Well I had my first "that child" experience. I took Kristoffer to JcPennys to get his pics done. After trying 3 times over a 90 minute period I gave up. He was in the mood he wasn't gonna have his pics done. So finally I dragged him out of the store screaming, throwing himself down and hitting my arm. The appalled and disbelief look people give is amazing. Kristoffer is well behaved 99% of the time especially in public. So I think I will just wait til the baby is 6 weeks old and do family pics. Mike will be there so hopefully I will get a solo pic of Kristoffer.

Wednesday, April 24, 2013

30lbs down!!!!!


Between yoga, walking, other exercises (Jillian Michaels cardio blast and her kickboxing dvds), drinking mostly water and eating better over time I am getting closer to meeting my goal weight range of 130-135lbs.

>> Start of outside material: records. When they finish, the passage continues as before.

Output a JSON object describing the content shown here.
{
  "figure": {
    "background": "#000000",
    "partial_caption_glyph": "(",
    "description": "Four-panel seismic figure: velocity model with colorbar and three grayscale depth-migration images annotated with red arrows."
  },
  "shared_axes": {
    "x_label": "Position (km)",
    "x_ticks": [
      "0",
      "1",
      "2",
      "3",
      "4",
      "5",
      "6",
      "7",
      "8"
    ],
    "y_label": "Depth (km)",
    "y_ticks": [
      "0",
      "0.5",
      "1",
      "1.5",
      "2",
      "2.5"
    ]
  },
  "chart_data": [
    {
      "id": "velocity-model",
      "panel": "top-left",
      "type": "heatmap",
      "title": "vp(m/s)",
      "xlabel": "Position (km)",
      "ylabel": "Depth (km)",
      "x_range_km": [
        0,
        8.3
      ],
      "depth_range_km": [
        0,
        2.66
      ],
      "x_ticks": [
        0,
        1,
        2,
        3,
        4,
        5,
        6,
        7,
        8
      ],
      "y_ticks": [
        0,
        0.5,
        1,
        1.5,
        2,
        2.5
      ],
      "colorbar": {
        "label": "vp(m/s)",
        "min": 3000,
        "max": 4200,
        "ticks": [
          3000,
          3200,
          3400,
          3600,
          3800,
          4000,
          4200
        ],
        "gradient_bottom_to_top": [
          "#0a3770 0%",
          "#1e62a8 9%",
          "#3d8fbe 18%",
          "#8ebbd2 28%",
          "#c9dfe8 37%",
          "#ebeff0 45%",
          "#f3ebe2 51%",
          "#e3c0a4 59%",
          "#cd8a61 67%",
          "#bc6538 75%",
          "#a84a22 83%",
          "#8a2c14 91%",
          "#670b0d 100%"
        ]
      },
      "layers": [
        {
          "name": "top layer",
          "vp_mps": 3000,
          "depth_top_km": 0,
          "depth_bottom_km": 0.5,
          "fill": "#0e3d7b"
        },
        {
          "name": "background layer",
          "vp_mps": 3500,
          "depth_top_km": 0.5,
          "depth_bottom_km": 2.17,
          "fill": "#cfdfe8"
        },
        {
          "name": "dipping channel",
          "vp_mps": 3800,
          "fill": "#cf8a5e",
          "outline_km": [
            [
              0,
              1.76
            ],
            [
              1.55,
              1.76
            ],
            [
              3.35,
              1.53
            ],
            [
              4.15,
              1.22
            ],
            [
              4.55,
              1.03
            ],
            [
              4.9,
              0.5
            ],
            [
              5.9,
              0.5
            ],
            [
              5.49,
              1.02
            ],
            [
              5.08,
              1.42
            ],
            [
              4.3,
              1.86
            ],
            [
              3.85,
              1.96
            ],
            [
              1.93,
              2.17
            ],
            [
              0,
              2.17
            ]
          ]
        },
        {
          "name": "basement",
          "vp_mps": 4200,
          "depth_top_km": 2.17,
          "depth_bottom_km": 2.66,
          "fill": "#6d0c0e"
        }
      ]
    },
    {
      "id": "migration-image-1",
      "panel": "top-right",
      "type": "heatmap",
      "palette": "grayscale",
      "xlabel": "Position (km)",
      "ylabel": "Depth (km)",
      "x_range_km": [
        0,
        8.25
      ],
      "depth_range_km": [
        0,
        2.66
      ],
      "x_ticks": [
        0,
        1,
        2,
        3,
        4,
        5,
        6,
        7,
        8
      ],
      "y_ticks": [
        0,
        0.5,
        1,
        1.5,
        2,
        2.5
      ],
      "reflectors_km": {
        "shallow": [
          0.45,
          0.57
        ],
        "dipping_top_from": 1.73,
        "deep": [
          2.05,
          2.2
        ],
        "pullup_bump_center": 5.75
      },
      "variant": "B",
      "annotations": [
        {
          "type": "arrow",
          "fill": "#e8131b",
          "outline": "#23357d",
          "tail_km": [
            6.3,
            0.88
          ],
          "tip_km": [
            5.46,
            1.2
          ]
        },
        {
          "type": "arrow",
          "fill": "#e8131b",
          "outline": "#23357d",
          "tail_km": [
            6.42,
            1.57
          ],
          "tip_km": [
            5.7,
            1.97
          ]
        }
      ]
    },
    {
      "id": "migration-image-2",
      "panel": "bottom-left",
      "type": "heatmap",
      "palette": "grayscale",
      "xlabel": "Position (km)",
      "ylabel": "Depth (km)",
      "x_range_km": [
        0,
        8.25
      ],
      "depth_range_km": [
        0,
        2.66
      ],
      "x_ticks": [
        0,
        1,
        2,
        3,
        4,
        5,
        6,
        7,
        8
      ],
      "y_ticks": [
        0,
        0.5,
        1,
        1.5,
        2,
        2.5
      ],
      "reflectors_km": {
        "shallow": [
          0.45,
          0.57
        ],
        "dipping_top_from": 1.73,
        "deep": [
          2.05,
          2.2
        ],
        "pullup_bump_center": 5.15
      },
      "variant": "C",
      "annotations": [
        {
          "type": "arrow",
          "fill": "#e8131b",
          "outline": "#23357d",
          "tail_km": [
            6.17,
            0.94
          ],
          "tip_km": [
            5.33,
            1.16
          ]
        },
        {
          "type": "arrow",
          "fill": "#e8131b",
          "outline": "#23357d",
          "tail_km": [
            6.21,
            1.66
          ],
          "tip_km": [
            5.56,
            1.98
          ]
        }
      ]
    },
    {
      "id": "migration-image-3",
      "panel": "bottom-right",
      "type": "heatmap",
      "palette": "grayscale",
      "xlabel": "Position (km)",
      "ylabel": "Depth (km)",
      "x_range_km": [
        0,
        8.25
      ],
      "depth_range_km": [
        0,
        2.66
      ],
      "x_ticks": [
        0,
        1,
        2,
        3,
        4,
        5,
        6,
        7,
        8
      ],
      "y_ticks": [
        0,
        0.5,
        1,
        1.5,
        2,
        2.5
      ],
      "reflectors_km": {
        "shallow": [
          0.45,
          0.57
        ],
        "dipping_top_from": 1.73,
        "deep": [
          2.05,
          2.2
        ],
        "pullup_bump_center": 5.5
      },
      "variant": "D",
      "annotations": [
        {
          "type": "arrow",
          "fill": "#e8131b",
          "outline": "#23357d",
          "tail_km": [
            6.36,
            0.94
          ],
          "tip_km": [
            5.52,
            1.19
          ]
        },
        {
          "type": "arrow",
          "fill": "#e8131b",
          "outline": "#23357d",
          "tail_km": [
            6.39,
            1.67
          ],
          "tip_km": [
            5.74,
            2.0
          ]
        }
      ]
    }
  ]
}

   This pic is from the NKOTBSB concert in July 2011 at 176.6lbs. (I still weighed and looked the same in July 2012) It took me a year to decide to get serious about loosing weight. I still have that tank top which is a baggy tank and the capris I can no longer wear.



  This pic was taken April 24th at 146.6lbs! The last pond did NOT want to come off but I did it!!!!



I still eat junk. For me if I just have a little bit here and there I don't binge eat on junk.  I drink at least 72oz of water a day and walk my dogs daily. I take them on 2 mile walks during the week and 4 miles on the weekends. I'm trying new foods and eating less processed stuff, It's been 2 months since I have had any fast food, Don't miss it either. My stomach has adjusted to healthier foods so anything greasy irritates my stomach. I haven't bought new clothes yet. I'm waiting til I am in my weight goal range first. I know I will actually be excited to go clothes shopping.






Monday, February 18, 2013

Will you be my mommy?

      So last night I was having trouble sleeping. Worrying about my Dad and my family. Well around 3:30am I was laying in my bed with Kristoffer and I hear "Mommy, will you be my mommy?" I looked over at Kristoffer and he opened his eyes as he was saying it. I thought he had gone back to sleep. I just watched him. Then again he opens his eyes looks at me and says "Mommy, will you be my mommy?" I said "Yes." He then replies with "Okay, lets go to sleep."

     Over the next 20 minutes or so he was talking in his sleep. I heard him say NO! and other things I just couldn't make out what he was saying.